I was part of a team of three people auditing a trading firm in Texas. Before traveling to Texas, the owner of the trading firm had kind of yelled at me on the phone. I think he thought I was making requests that wasted his time. He said he wasn’t going to send me something I had asked for. The manager of our team then called the owner of the trading firm, and they both yelled at each other.

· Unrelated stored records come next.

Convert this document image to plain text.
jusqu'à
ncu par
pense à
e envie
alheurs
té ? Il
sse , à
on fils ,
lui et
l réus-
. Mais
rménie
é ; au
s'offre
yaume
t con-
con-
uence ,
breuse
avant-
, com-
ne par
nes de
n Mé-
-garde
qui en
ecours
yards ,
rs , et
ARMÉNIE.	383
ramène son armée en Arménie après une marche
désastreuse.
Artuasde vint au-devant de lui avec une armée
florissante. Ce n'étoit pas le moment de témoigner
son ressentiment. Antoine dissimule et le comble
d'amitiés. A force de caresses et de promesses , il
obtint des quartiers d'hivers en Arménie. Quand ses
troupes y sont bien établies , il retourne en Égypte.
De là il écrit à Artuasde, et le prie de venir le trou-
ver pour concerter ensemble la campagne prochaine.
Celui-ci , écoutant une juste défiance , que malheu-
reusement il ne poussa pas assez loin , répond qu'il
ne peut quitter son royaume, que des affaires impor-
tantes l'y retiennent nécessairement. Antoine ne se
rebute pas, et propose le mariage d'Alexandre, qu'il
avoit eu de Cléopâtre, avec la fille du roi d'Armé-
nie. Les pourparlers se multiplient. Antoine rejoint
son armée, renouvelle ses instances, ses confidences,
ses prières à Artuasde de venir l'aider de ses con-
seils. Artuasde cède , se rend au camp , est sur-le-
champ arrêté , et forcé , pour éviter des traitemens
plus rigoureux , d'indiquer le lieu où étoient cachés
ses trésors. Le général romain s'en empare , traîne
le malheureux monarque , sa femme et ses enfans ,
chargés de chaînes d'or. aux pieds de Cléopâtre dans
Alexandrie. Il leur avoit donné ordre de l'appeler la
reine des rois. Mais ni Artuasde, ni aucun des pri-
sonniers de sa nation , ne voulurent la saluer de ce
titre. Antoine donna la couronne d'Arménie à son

In person, the owner of the trading firm apologized. He was probably in his fifties. His hair was greying and he had a bowl cut. Everyone on my team was under 30. The owner said something like, “It just feels like after the Madoff scandal, all the regulators feel like they have to prove something. It seems like an order went out to take a hostile attitude.”

Part III

I read the REPORT OF THE 2009 SPECIAL REVIEW COMMITTEE ON FINRA’S EXAMINATION PROGRAM IN LIGHT OF THE STANFORD AND MADOFF SCHEMES just before it was released publicly. It was an internal review of FINRA’s own audit (or “examination”) process. FINRA had shared the report with other financial regulators — when I read it — and then with the public. They were ostensibly admitting their errors in the name of the public good, so as to prevent such situations in the future. I remember feeling that it was brave of FINRA to release the report, because the report seemed so damning.

Standing in contrast to the impression I had as a college student — that Bernie Madoff had been running a very large and famous hedge fund, gossiped over by Wall Street broadly, and that Madoff must have been a criminal mastermind to pull off such fraud — FINRA’s report concluded that FINRA’s employees had not caught Madoff’s Ponzi scheme because they were unaware that Madoff had customers funds at all. They believed that Madoff only engaged in “proprietary trading activities” (trading with his own money). They weren’t looking for a Ponzi scheme because they didn’t know that was even a possibility. It seemed like FINRA was admitting that they were oblivious as to the significant actors in the industry they regulate.

In particular, when I think about Bernie Madoff, I think about footnote 63 from this report:

According to the cycle examiner and other personnel from the New York district office, as of 2007, except for confirming the internet address of a firm’s website, FINRA did not routinely run internet searches prior to conducting a examination. The cycle examiner ran a Google search prior to the exam to find out more about Madoff, whom he understood to be an innovator in electronic trading and a prominent member of the financial community. His Google search did not reveal that Madoff was managing money or acting as an investment adviser. The use of pre-examination internet searches has increased since the Madoff scandal broke, but FINRA has not issued any guidelines on how such searches should be conducted or the kinds of information they should target.